Laundry

When I was a teenager living at home, laundry was a constant job. The washer ran every day, and we often folded a pile of clean clothes after supper.

I found this never-ending laundry annoying, so when I moved to my own house, I did laundry every Monday and Thursday. I tried very hard to wash, dry, fold, and put away every piece on the designated day. This left me five days a week to think about something besides laundry. Bliss.

Recently I suggested this method to a friend as a good housekeeping tip, under the illusion that this is still how I operate. It is true that I have graduated to Monday, Wednesday, and Friday as my laundry days because our family has grown, but I still stick to a schedule. Laundry has not completely taken over my life.

Or has it?

Let me tell you how the laundry has gone this week. With seven people in the house (several of them being teenagers who shower with alarming frequency), the laundry piles on Monday morning are staggering. Twelve or thirteen loads is not rare. This week was no exception. If each load takes fifty minutes to wash, and we shove the next load in immediately, we are looking at between ten and eleven hours of washer time. One or two bouts of forgetfulness by the load hanger-outer, and we end up with a lo-ong day indeed. I have more or less turned the job over to one of the girls for the summer, so she labored away at hanging up towels and socks in her neat and organized way. At some point in the late afternoon, we emptied the full line and she hung out a couple more loads.

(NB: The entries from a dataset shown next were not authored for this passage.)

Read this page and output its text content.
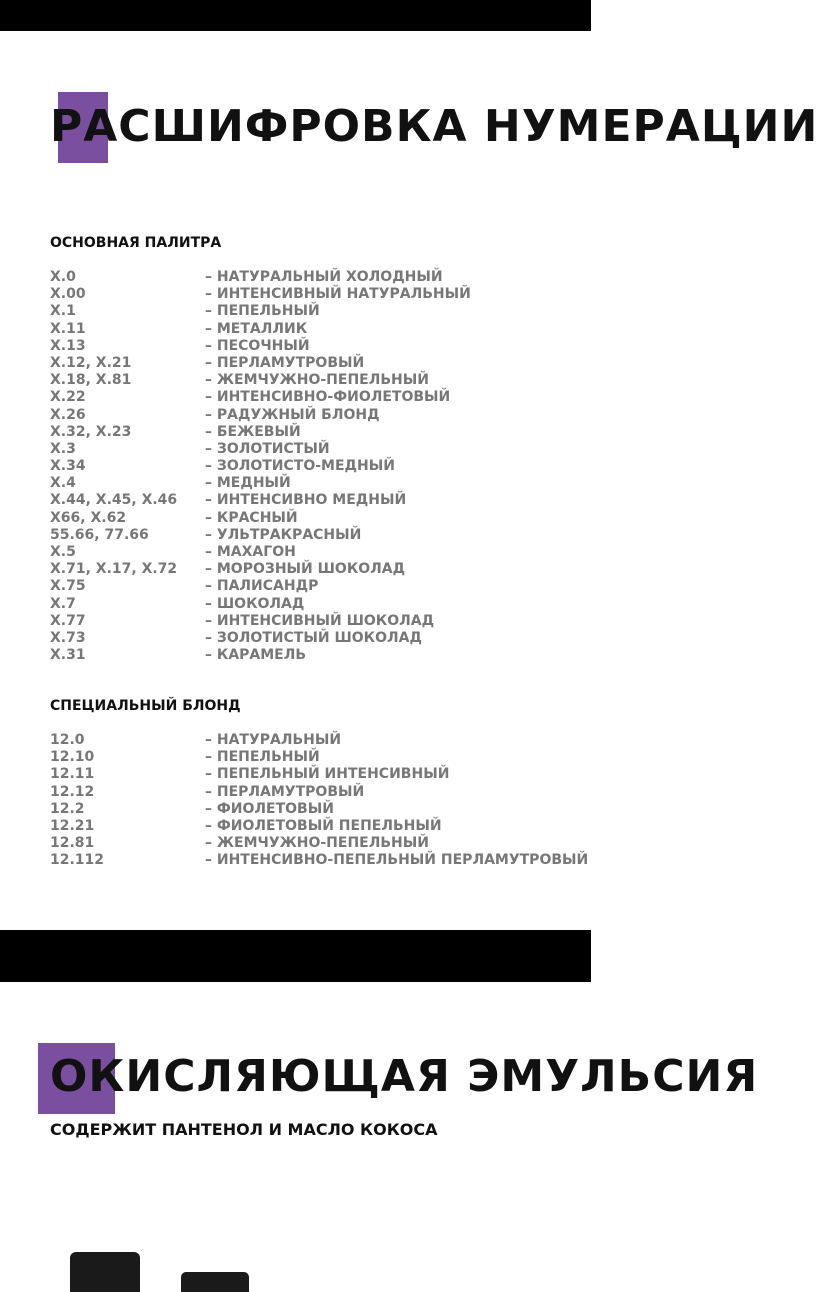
РАСШИФРОВКА НУМЕРАЦИИ
ОСНОВНАЯ ПАЛИТРА
X.0	– НАТУРАЛЬНЫЙ ХОЛОДНЫЙ
X.00	– ИНТЕНСИВНЫЙ НАТУРАЛЬНЫЙ
X.1	– ПЕПЕЛЬНЫЙ
X.11	– МЕТАЛЛИК
X.13	– ПЕСОЧНЫЙ
X.12, X.21	– ПЕРЛАМУТРОВЫЙ
X.18, X.81	– ЖЕМЧУЖНО-ПЕПЕЛЬНЫЙ
X.22	– ИНТЕНСИВНО-ФИОЛЕТОВЫЙ
X.26	– РАДУЖНЫЙ БЛОНД
X.32, X.23	– БЕЖЕВЫЙ
X.3	– ЗОЛОТИСТЫЙ
X.34	– ЗОЛОТИСТО-МЕДНЫЙ
X.4	– МЕДНЫЙ
X.44, X.45, X.46 – ИНТЕНСИВНО МЕДНЫЙ
X66, X.62	– КРАСНЫЙ
55.66, 77.66	– УЛЬТРАКРАСНЫЙ
X.5	– МАХАГОН
X.71, X.17, X.72 – МОРОЗНЫЙ ШОКОЛАД
X.75	– ПАЛИСАНДР
X.7	– ШОКОЛАД
X.77	– ИНТЕНСИВНЫЙ ШОКОЛАД
X.73	– ЗОЛОТИСТЫЙ ШОКОЛАД
X.31	– КАРАМЕЛЬ
СПЕЦИАЛЬНЫЙ БЛОНД
12.0	– НАТУРАЛЬНЫЙ
12.10	– ПЕПЕЛЬНЫЙ
12.11	– ПЕПЕЛЬНЫЙ ИНТЕНСИВНЫЙ
12.12	– ПЕРЛАМУТРОВЫЙ
12.2	– ФИОЛЕТОВЫЙ
12.21	– ФИОЛЕТОВЫЙ ПЕПЕЛЬНЫЙ
12.81	– ЖЕМЧУЖНО-ПЕПЕЛЬНЫЙ
12.112	– ИНТЕНСИВНО-ПЕПЕЛЬНЫЙ ПЕРЛАМУТРОВЫЙ
ОКИСЛЯЮЩАЯ ЭМУЛЬСИЯ
СОДЕРЖИТ ПАНТЕНОЛ И МАСЛО КОКОСА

The last loads weren’t weren’t dry by the time we were ready to call it a day, so we waited to deal with them till Tuesday morning.

Wednesday was laundry day again, happily a little smaller one. We tried to keep the washer running, but we had to be gone for a couple of hours in the morning and the rest of the day was a busy one. We did have things under control by supper time, except for a couple of loads of little pj’s and t shirts that spent the night on the line. After supper, one of the girls threw the grimy kitchen rug into the washer.

On Thursday, we were gone a lot of the day, but when we got home in the afternoon, we brought in the bit of laundry on the line, and I hung up the kitchen rug. Against my better judgment, I put freshly potty trained Quinn down for a nap with no diaper and paid for it with two loads of bedding to wash.

Today is laundry day again, and I see that we are indeed fussing with laundry every single day, just like we did when I was a teenager. My methods might be slightly different, but many bodies in a house create many loads of laundry, and provide endless entertainment for the little washer women.

Perhaps some day I will learn that just because something works in one stage doesn’t necessarily mean that it will work in another, and just because it works for me doesn’t mean it will work for my neighbor.

And laundry will be there for me when everyone else has forsaken me, the way it looks.

Does laundry dictate your life, or have you discovered a way to be The Boss?